Core of the empirical likelihood estimator

Usage

el_estimator_core(
  missingness_design,
  aux_matrix,
  aux_means,
  respondent_weights,
  analysis_data,
  outcome_expr,
  N_pop,
  formula,
  standardize,
  trim_cap,
  control,
  on_failure,
  family = logit_family(),
  variance_method,
  bootstrap_reps,
  start = NULL,
  trace_level = 0,
  auxiliary_means = NULL
)

Value

List containing estimation results, diagnostics, and metadata.

Arguments

missingness_design

Respondent-side missingness model design matrix (intercept + predictors).

aux_matrix

Auxiliary design matrix on respondents (may have zero columns).

aux_means

Named numeric vector of auxiliary population means (aligned to columns of aux_matrix).

respondent_weights

Numeric vector of respondent weights aligned with missingness_design rows.

analysis_data

Data object used for logging and variance.

outcome_expr

Character string identifying the outcome expression displayed in outputs.

N_pop

Population size on the analysis scale.

formula

Original model formula used for estimation.

standardize

Logical.
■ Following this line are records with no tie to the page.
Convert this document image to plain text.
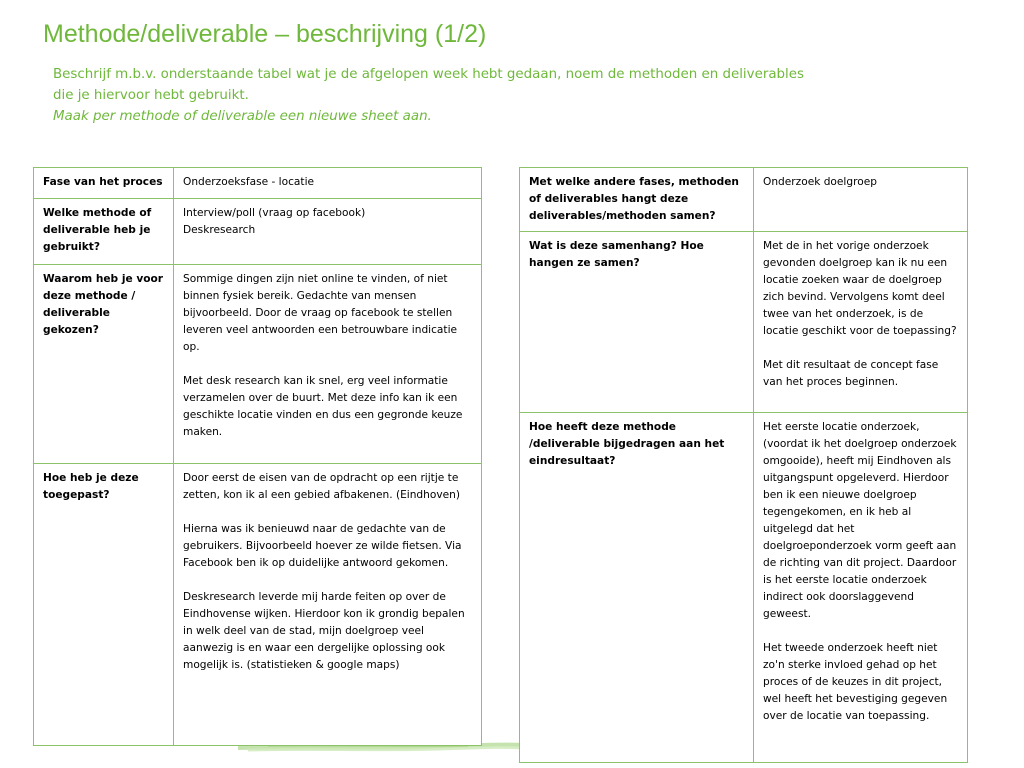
Methode/deliverable – beschrijving (1/2)

Beschrijf m.b.v. onderstaande tabel wat je de afgelopen week hebt gedaan, noem de methoden en deliverables die je hiervoor hebt gebruikt.

Maak per methode of deliverable een nieuwe sheet aan.

Fase van het proces	Onderzoeksfase - locatie

Welke methode of deliverable heb je gebruikt?	Interview/poll (vraag op facebook)
Deskresearch

Waarom heb je voor deze methode / deliverable gekozen?	Sommige dingen zijn niet online te vinden, of niet binnen fysiek bereik. Gedachte van mensen bijvoorbeeld. Door de vraag op facebook te stellen leveren veel antwoorden een betrouwbare indicatie op.
Met desk research kan ik snel, erg veel informatie verzamelen over de buurt. Met deze info kan ik een geschikte locatie vinden en dus een gegronde keuze maken.

Hoe heb je deze toegepast?	Door eerst de eisen van de opdracht op een rijtje te zetten, kon ik al een gebied afbakenen. (Eindhoven)
Hierna was ik benieuwd naar de gedachte van de gebruikers. Bijvoorbeeld hoever ze wilde fietsen. Via Facebook ben ik op duidelijke antwoord gekomen.
Deskresearch leverde mij harde feiten op over de Eindhovense wijken. Hierdoor kon ik grondig bepalen in welk deel van de stad, mijn doelgroep veel aanwezig is en waar een dergelijke oplossing ook mogelijk is. (statistieken & google maps)
Met welke andere fases, methoden of deliverables hangt deze deliverables/methoden samen?	Onderzoek doelgroep

Wat is deze samenhang? Hoe hangen ze samen?	Met de in het vorige onderzoek gevonden doelgroep kan ik nu een locatie zoeken waar de doelgroep zich bevind. Vervolgens komt deel twee van het onderzoek, is de locatie geschikt voor de toepassing?
Met dit resultaat de concept fase van het proces beginnen.

Hoe heeft deze methode /deliverable bijgedragen aan het eindresultaat?	Het eerste locatie onderzoek, (voordat ik het doelgroep onderzoek omgooide), heeft mij Eindhoven als uitgangspunt opgeleverd. Hierdoor ben ik een nieuwe doelgroep tegengekomen, en ik heb al uitgelegd dat het doelgroeponderzoek vorm geeft aan de richting van dit project. Daardoor is het eerste locatie onderzoek indirect ook doorslaggevend geweest.
Het tweede onderzoek heeft niet zo'n sterke invloed gehad op het proces of de keuzes in dit project, wel heeft het bevestiging gegeven over de locatie van toepassing.
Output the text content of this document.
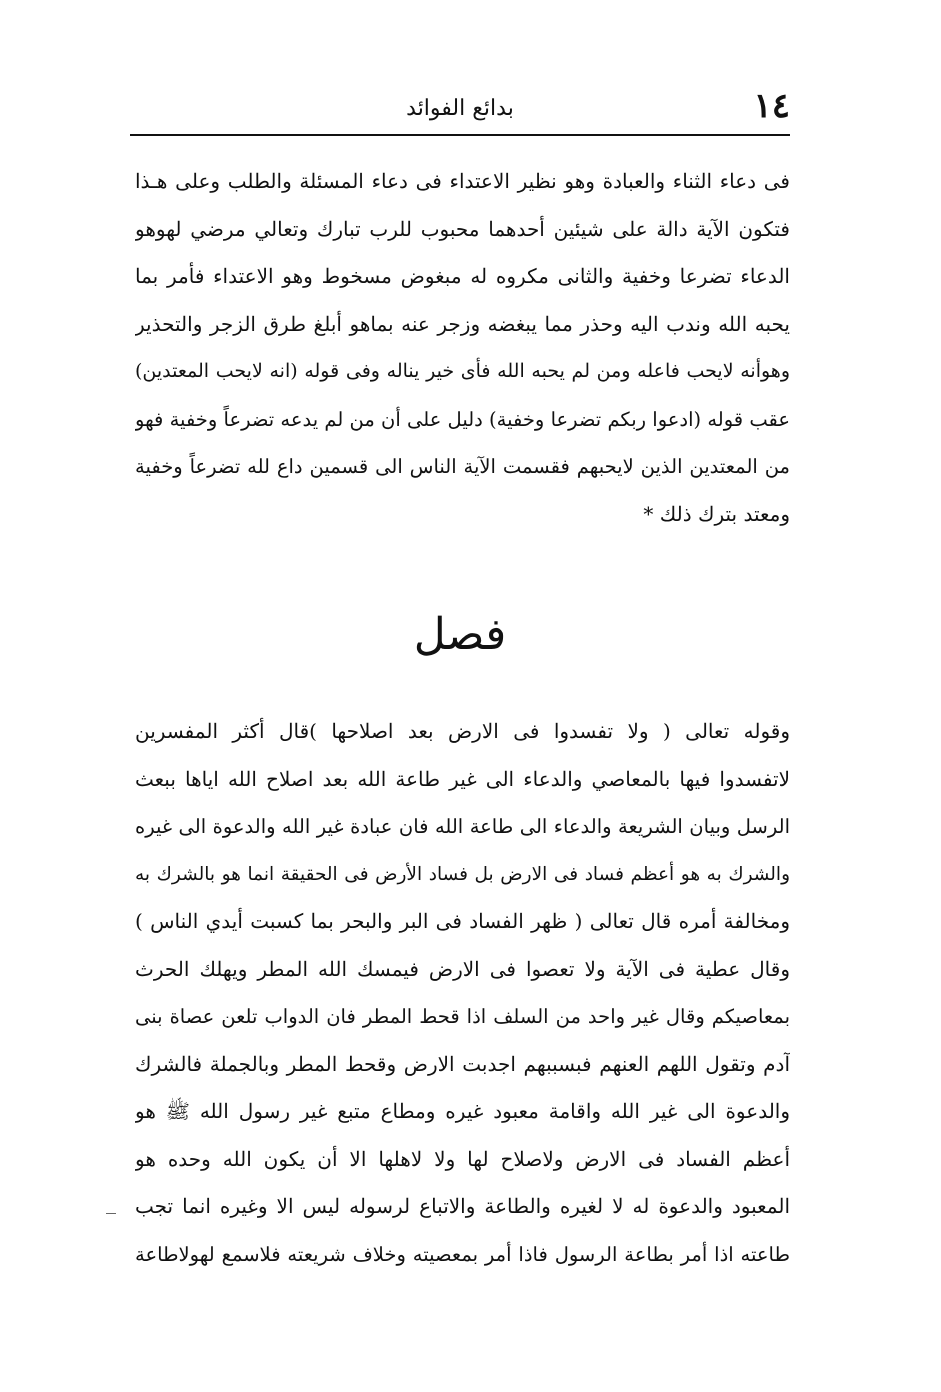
١٤
بدائع الفوائد
فى دعاء الثناء والعبادة وهو نظير الاعتداء فى دعاء المسئلة والطلب وعلى هـذا
فتكون الآية دالة على شيئين أحدهما محبوب للرب تبارك وتعالي مرضي لهوهو
الدعاء تضرعا وخفية والثانى مكروه له مبغوض مسخوط وهو الاعتداء فأمر بما
يحبه الله وندب اليه وحذر مما يبغضه وزجر عنه بماهو أبلغ طرق الزجر والتحذير
وهوأنه لايحب فاعله ومن لم يحبه الله فأى خير يناله وفى قوله (انه لايحب المعتدين)
عقب قوله (ادعوا ربكم تضرعا وخفية) دليل على أن من لم يدعه تضرعاً وخفية فهو
من المعتدين الذين لايحبهم فقسمت الآية الناس الى قسمين داع لله تضرعاً وخفية
ومعتد بترك ذلك *
فصل
وقوله تعالى ( ولا تفسدوا فى الارض بعد اصلاحها )قال أكثر المفسرين
لاتفسدوا فيها بالمعاصي والدعاء الى غير طاعة الله بعد اصلاح الله اياها ببعث
الرسل وبيان الشريعة والدعاء الى طاعة الله فان عبادة غير الله والدعوة الى غيره
والشرك به هو أعظم فساد فى الارض بل فساد الأرض فى الحقيقة انما هو بالشرك به
ومخالفة أمره قال تعالى ( ظهر الفساد فى البر والبحر بما كسبت أيدي الناس )
وقال عطية فى الآية ولا تعصوا فى الارض فيمسك الله المطر ويهلك الحرث
بمعاصيكم وقال غير واحد من السلف اذا قحط المطر فان الدواب تلعن عصاة بنى
آدم وتقول اللهم العنهم فبسببهم اجدبت الارض وقحط المطر وبالجملة فالشرك
والدعوة الى غير الله واقامة معبود غيره ومطاع متبع غير رسول الله ﷺ هو
أعظم الفساد فى الارض ولاصلاح لها ولا لاهلها الا أن يكون الله وحده هو
المعبود والدعوة له لا لغيره والطاعة والاتباع لرسوله ليس الا وغيره انما تجب
طاعته اذا أمر بطاعة الرسول فاذا أمر بمعصيته وخلاف شريعته فلاسمع لهولاطاعة
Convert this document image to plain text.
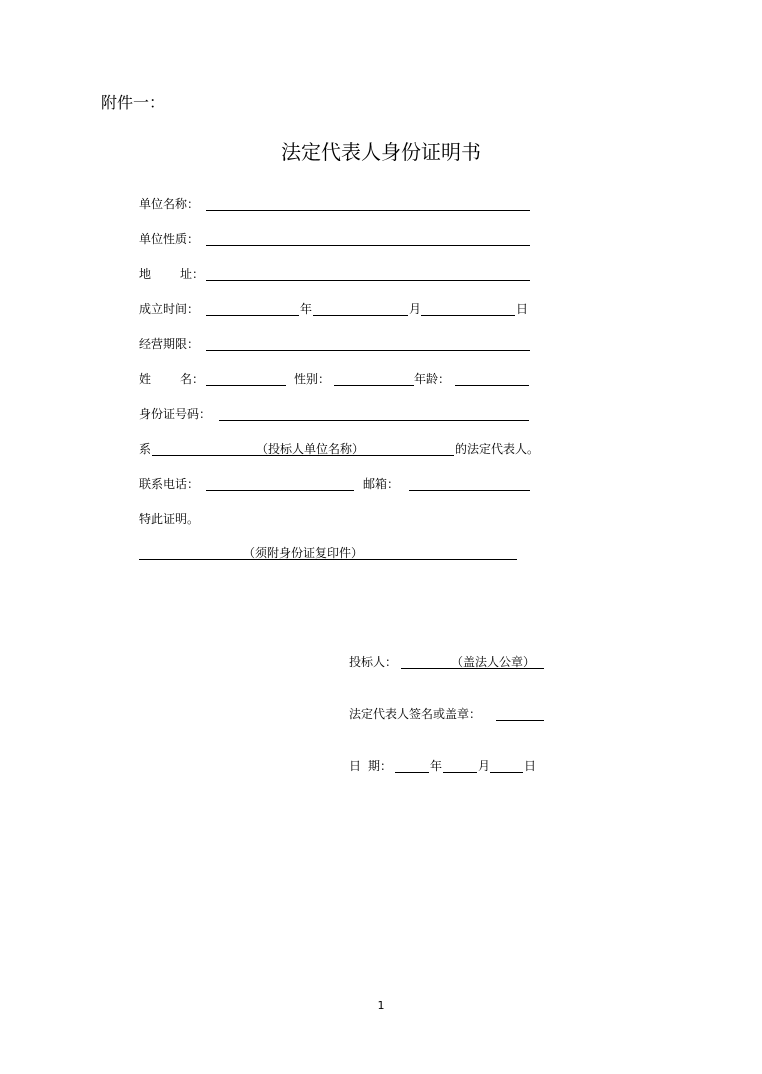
附件一：
法定代表人身份证明书
单位名称：
单位性质：
地 址：
成立时间：	年	月	日
经营期限：
姓 名：	性别：	年龄：
身份证号码：
系	（投标人单位名称）	的法定代表人。
联系电话：	邮箱：
特此证明。
（须附身份证复印件）
投标人：	（盖法人公章）
法定代表人签名或盖章：
日 期：	年	月	日
1
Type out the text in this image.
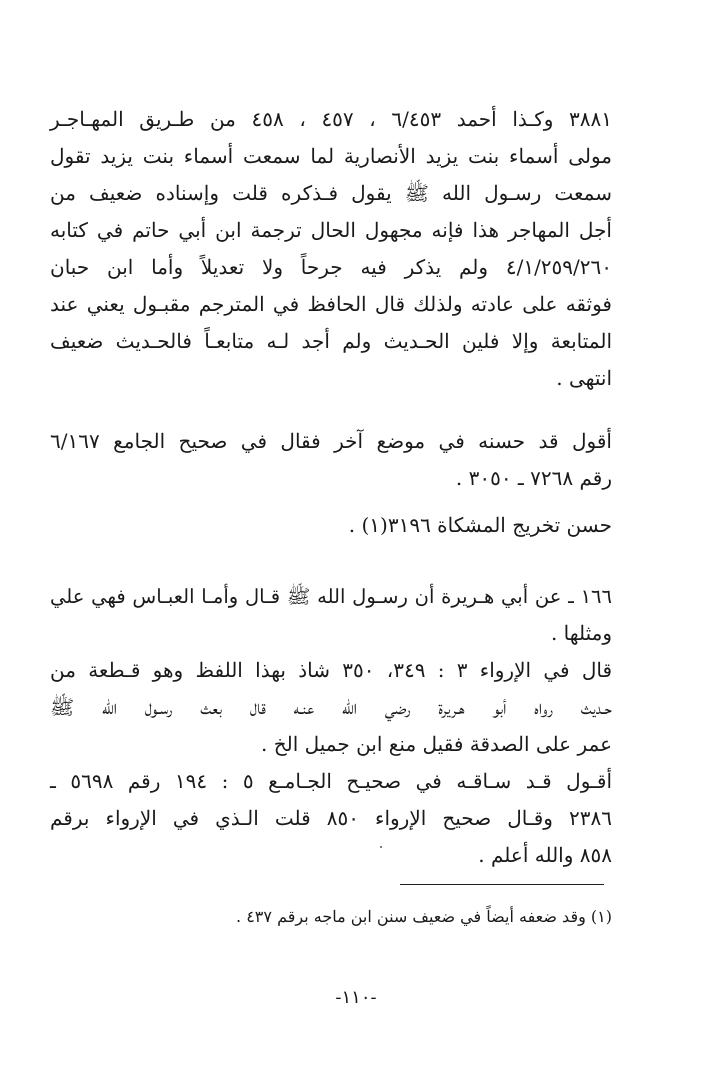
٣٨٨١ وكـذا أحمد ٦/٤٥٣ ، ٤٥٧ ، ٤٥٨ من طـريق المهـاجـر
مولى أسماء بنت يزيد الأنصارية لما سمعت أسماء بنت يزيد تقول
سمعت رسـول الله ﷺ يقول فـذكره قلت وإسناده ضعيف من
أجل المهاجر هذا فإنه مجهول الحال ترجمة ابن أبي حاتم في كتابه
٤/١/٢٥٩/٢٦٠ ولم يذكر فيه جرحاً ولا تعديلاً وأما ابن حبان
فوثقه على عادته ولذلك قال الحافظ في المترجم مقبـول يعني عند
المتابعة وإلا فلين الحـديث ولم أجد لـه متابعـاً فالحـديث ضعيف
انتهى .
أقول قد حسنه في موضع آخر فقال في صحيح الجامع ٦/١٦٧
رقم ٧٢٦٨ ـ ٣٠٥٠ .
حسن تخريج المشكاة ٣١٩٦(١) .
١٦٦ ـ عن أبي هـريرة أن رسـول الله ﷺ قـال وأمـا العبـاس فهي علي
ومثلها .
قال في الإرواء ٣ : ٣٤٩، ٣٥٠ شاذ بهذا اللفظ وهو قـطعة من
حـديث رواه أبو هـريرة رضي الله عنـه قال بعث رسـول الله ﷺ
عمر على الصدقة فقيل منع ابن جميل الخ .
أقـول قـد سـاقـه في صحيـح الجـامـع ٥ : ١٩٤ رقم ٥٦٩٨ ـ
٢٣٨٦ وقـال صحيح الإرواء ٨٥٠ قلت الـذي في الإرواء برقم
٨٥٨ والله أعلم .
(١) وقد ضعفه أيضاً في ضعيف سنن ابن ماجه برقم ٤٣٧ .
-١١٠-
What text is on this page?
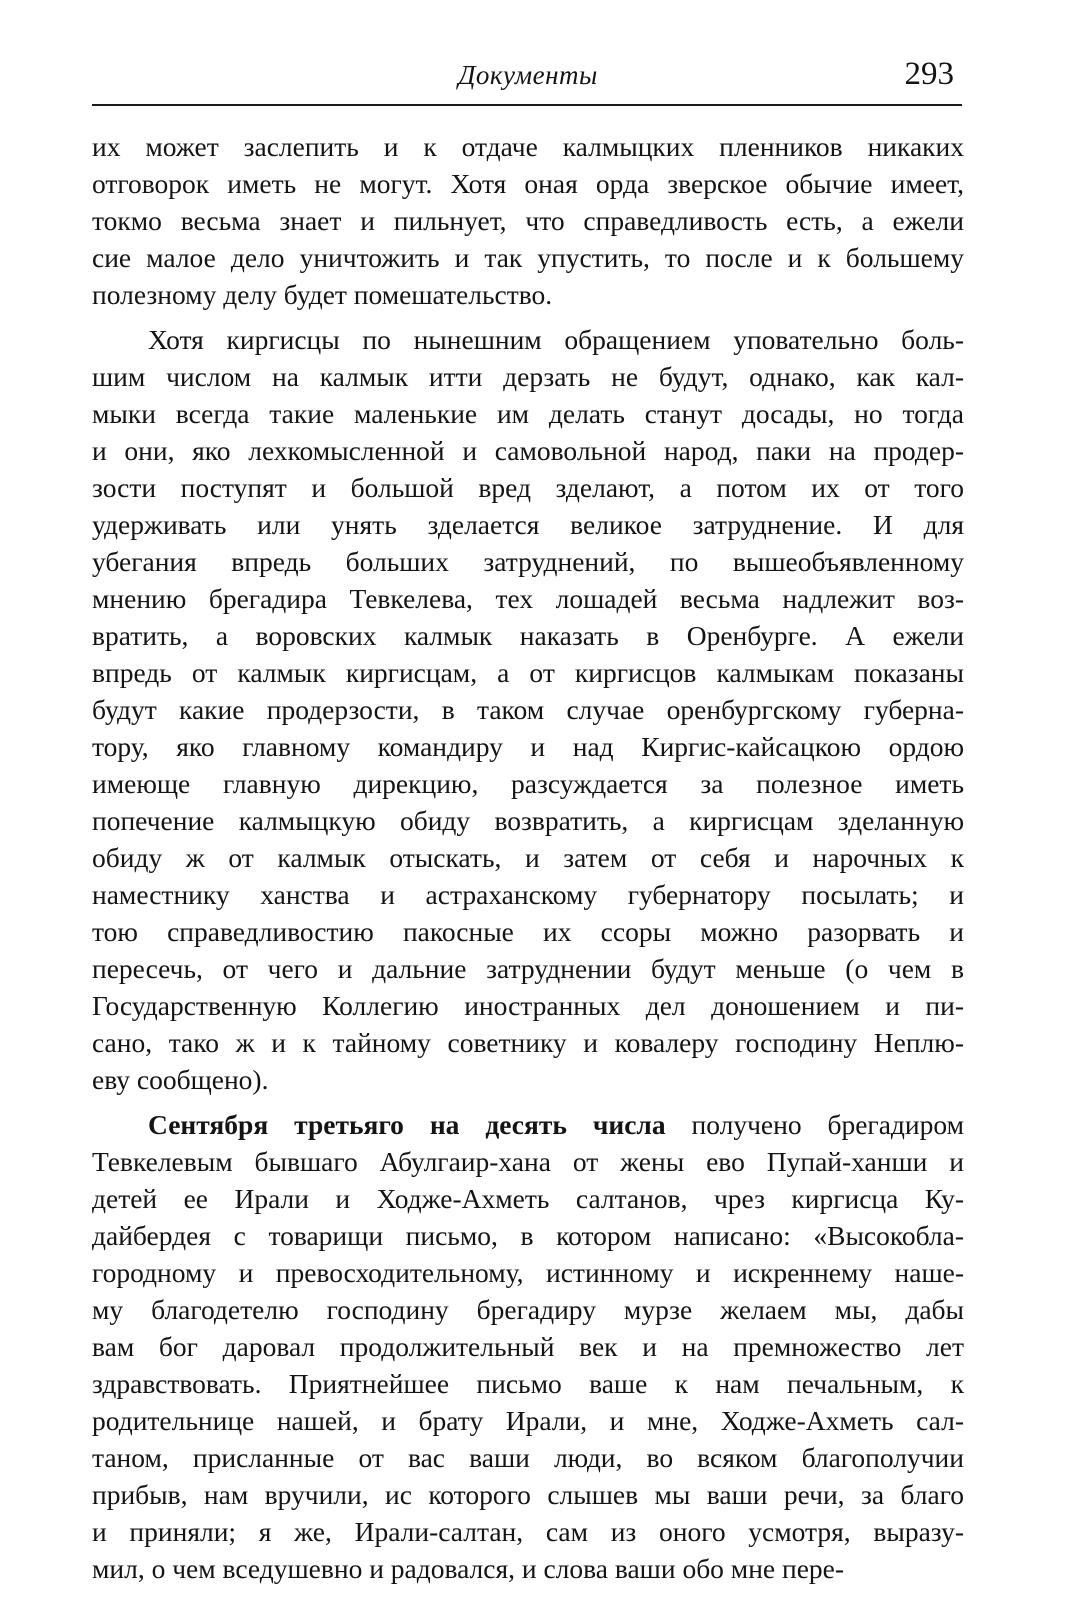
Документы	293
их может заслепить и к отдаче калмыцких пленников никаких
отговорок иметь не могут. Хотя оная орда зверское обычие имеет,
токмо весьма знает и пильнует, что справедливость есть, а ежели
сие малое дело уничтожить и так упустить, то после и к большему
полезному делу будет помешательство.
Хотя киргисцы по нынешним обращением уповательно боль-
шим числом на калмык итти дерзать не будут, однако, как кал-
мыки всегда такие маленькие им делать станут досады, но тогда
и они, яко лехкомысленной и самовольной народ, паки на продер-
зости поступят и большой вред зделают, а потом их от того
удерживать или унять зделается великое затруднение. И для
убегания впредь больших затруднений, по вышеобъявленному
мнению брегадира Тевкелева, тех лошадей весьма надлежит воз-
вратить, а воровских калмык наказать в Оренбурге. А ежели
впредь от калмык киргисцам, а от киргисцов калмыкам показаны
будут какие продерзости, в таком случае оренбургскому губерна-
тору, яко главному командиру и над Киргис-кайсацкою ордою
имеюще главную дирекцию, разсуждается за полезное иметь
попечение калмыцкую обиду возвратить, а киргисцам зделанную
обиду ж от калмык отыскать, и затем от себя и нарочных к
наместнику ханства и астраханскому губернатору посылать; и
тою справедливостию пакосные их ссоры можно разорвать и
пересечь, от чего и дальние затруднении будут меньше (о чем в
Государственную Коллегию иностранных дел доношением и пи-
сано, тако ж и к тайному советнику и ковалеру господину Неплю-
еву сообщено).
Сентября третьяго на десять числа получено брегадиром
Тевкелевым бывшаго Абулгаир-хана от жены ево Пупай-ханши и
детей ее Ирали и Ходже-Ахметь салтанов, чрез киргисца Ку-
дайбердея с товарищи письмо, в котором написано: «Высокобла-
городному и превосходительному, истинному и искреннему наше-
му благодетелю господину брегадиру мурзе желаем мы, дабы
вам бог даровал продолжительный век и на премножество лет
здравствовать. Приятнейшее письмо ваше к нам печальным, к
родительнице нашей, и брату Ирали, и мне, Ходже-Ахметь сал-
таном, присланные от вас ваши люди, во всяком благополучии
прибыв, нам вручили, ис которого слышев мы ваши речи, за благо
и приняли; я же, Ирали-салтан, сам из оного усмотря, выразу-
мил, о чем вседушевно и радовался, и слова ваши обо мне пере-
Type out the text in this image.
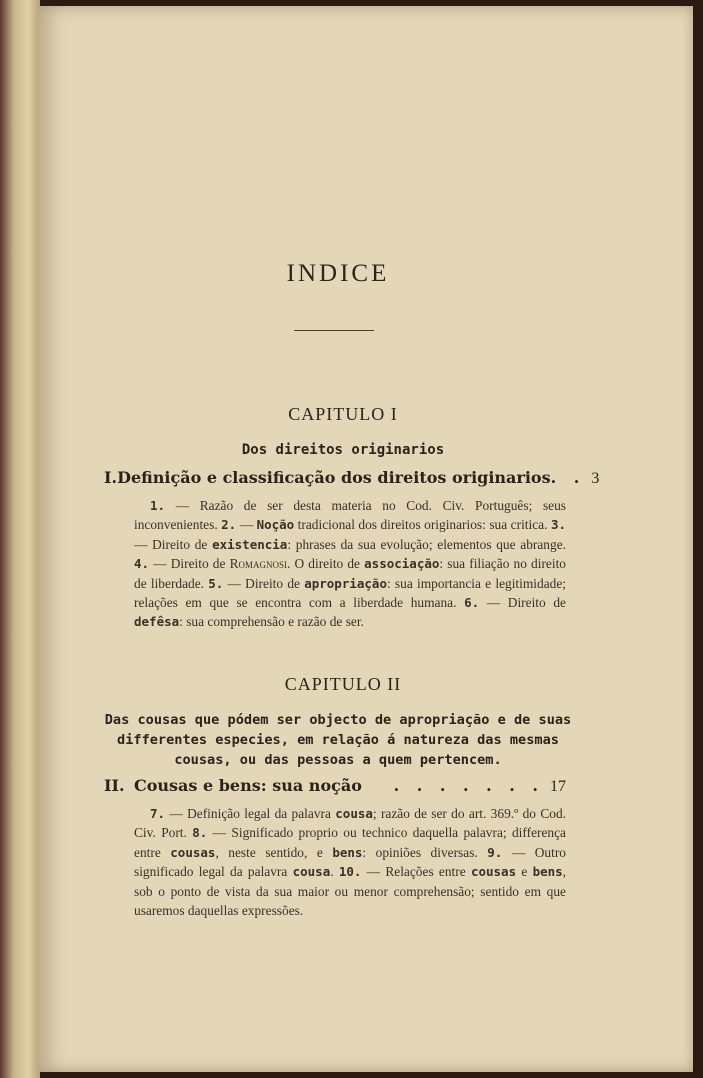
INDICE
CAPITULO I
Dos direitos originarios
I. Definição e classificação dos direitos originarios . . 3
1. — Razão de ser desta materia no Cod. Civ. Português; seus inconvenientes. 2. — Noção tradicional dos direitos originarios: sua critica. 3. — Direito de existencia: phrases da sua evolução; elementos que abrange. 4. — Direito de Romagnosi. O direito de associação: sua filiação no direito de liberdade. 5. — Direito de apropriação: sua importancia e legitimidade; relações em que se encontra com a liberdade humana. 6. — Direito de defêsa: sua comprehensão e razão de ser.
CAPITULO II
Das cousas que pódem ser objecto de apropriação e de suas differentes especies, em relação á natureza das mesmas cousas, ou das pessoas a quem pertencem.
II. Cousas e bens: sua noção	. . . . . . . 17
7. — Definição legal da palavra cousa; razão de ser do art. 369.º do Cod. Civ. Port. 8. — Significado proprio ou technico daquella palavra; differença entre cousas, neste sentido, e bens: opiniões diversas. 9. — Outro significado legal da palavra cousa. 10. — Relações entre cousas e bens, sob o ponto de vista da sua maior ou menor comprehensão; sentido em que usaremos daquellas expressões.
Whether to standardize predictors during estimation.

trim_cap

Numeric. Upper bound for empirical likelihood weight trimming.

control

List of control parameters for the nonlinear equation solver.

on_failure

Character. Action when solver fails.

family

List. Link function specification.

variance_method

Character. Variance estimation method.

bootstrap_reps

Integer. Number of bootstrap replications.

auxiliary_means

Named numeric vector of known population means supplied by the user.